How important is to use the $\forall$ notation in the optimization frameworks?

Question

Consider I write the following optimization in my manuscript: $$\min_{X,Y} f(X,Y)\\s.t. ~x_{ij},y_{ij} \in \mathbb{R}^+,$$ where $X,Y$ are matrices, and by those constraints I mean their entries should be non-negative.

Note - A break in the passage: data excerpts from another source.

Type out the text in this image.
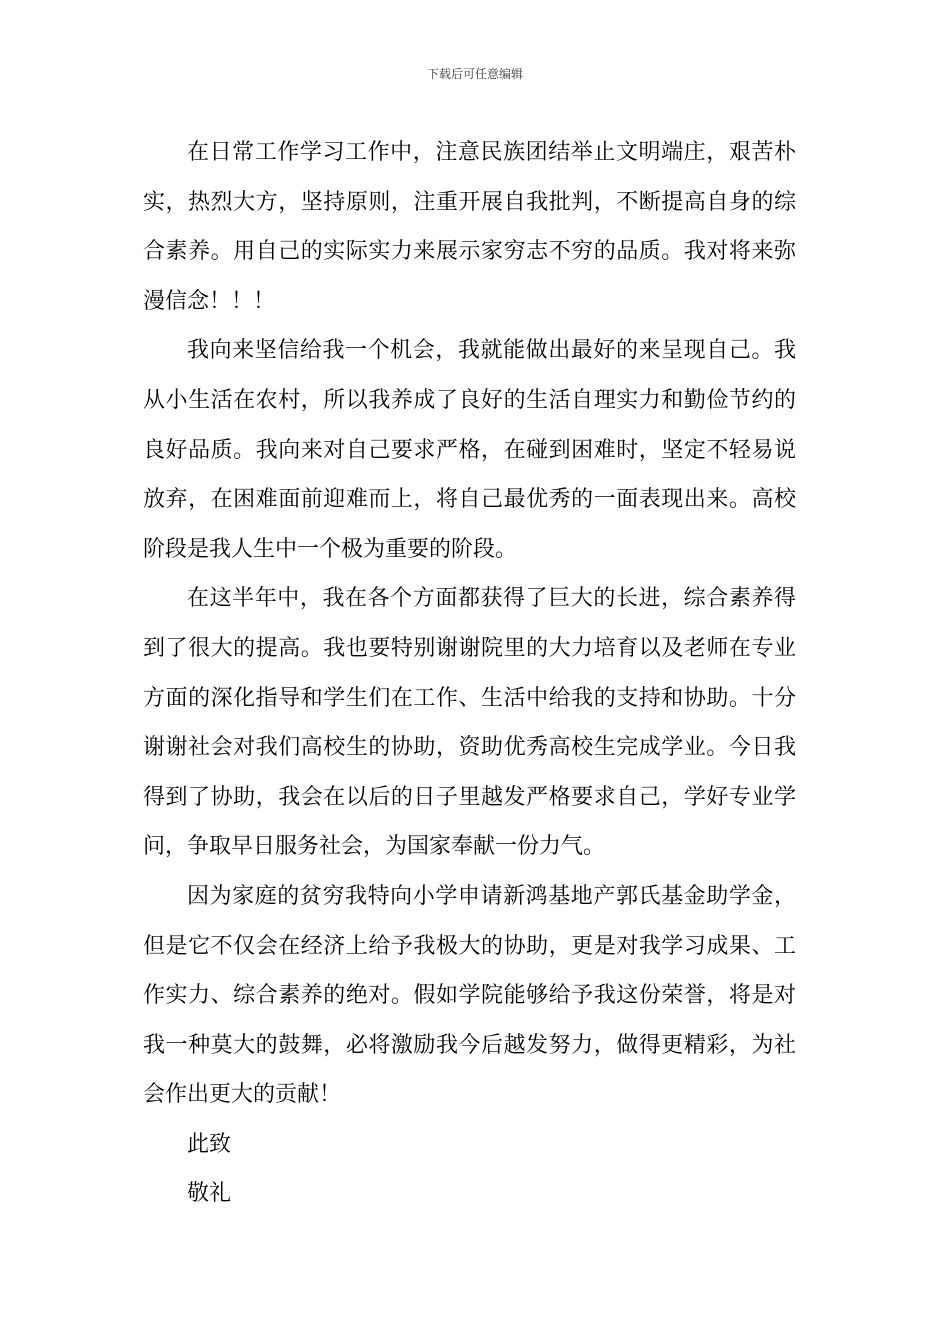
下载后可任意编辑

在日常工作学习工作中，注意民族团结举止文明端庄，艰苦朴实，热烈大方，坚持原则，注重开展自我批判，不断提高自身的综合素养。用自己的实际实力来展示家穷志不穷的品质。我对将来弥漫信念！！！

我向来坚信给我一个机会，我就能做出最好的来呈现自己。我从小生活在农村，所以我养成了良好的生活自理实力和勤俭节约的良好品质。我向来对自己要求严格，在碰到困难时，坚定不轻易说放弃，在困难面前迎难而上，将自己最优秀的一面表现出来。高校阶段是我人生中一个极为重要的阶段。

在这半年中，我在各个方面都获得了巨大的长进，综合素养得到了很大的提高。我也要特别谢谢院里的大力培育以及老师在专业方面的深化指导和学生们在工作、生活中给我的支持和协助。十分谢谢社会对我们高校生的协助，资助优秀高校生完成学业。今日我得到了协助，我会在以后的日子里越发严格要求自己，学好专业学问，争取早日服务社会，为国家奉献一份力气。

因为家庭的贫穷我特向小学申请新鸿基地产郭氏基金助学金，但是它不仅会在经济上给予我极大的协助，更是对我学习成果、工作实力、综合素养的绝对。假如学院能够给予我这份荣誉，将是对我一种莫大的鼓舞，必将激励我今后越发努力，做得更精彩，为社会作出更大的贡献！

此致

敬礼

1. Is my notation regarding describing the constraints mathematically correct?
2. Do I need to add $\forall ij$ term to the constraint, and in that case, should I specify the range of $i,j$ if the dimensions of $X,Y$ are already defined somewhere before in the text?

Answer 1

This is probably just fine in the context you describe. Rather than asking about what's correct or important, put yourself in the position of your readers and think about what they would need to understand. In general, the less cluttered the symbols the better. You could consider replacing the $x$ in the first line by $X$ and the second line by

where $X$ and $Y$ have nonnegative entries.

Answer 2

I am more concerned about

1. $Y$ not included under the 'min',
2. the case insensitivity ($X$ vs $x$),
3. the $+$ occuring in superscript, and
4. the dimensions not being mentioned.

The following two notations seem better to me: $$\min_{X \in \mathbb{R}^{m_1 \times n_1}_+,Y \in \mathbb{R}^{m_2 \times n_2}_+} f(X,Y),$$ or $$\min_{X,Y} f(X,Y) \\ \text{s.t.} ~X \in \mathbb{R}^{m_1 \times n_1}_+,Y \in \mathbb{R}^{m_2 \times n_2}_+$$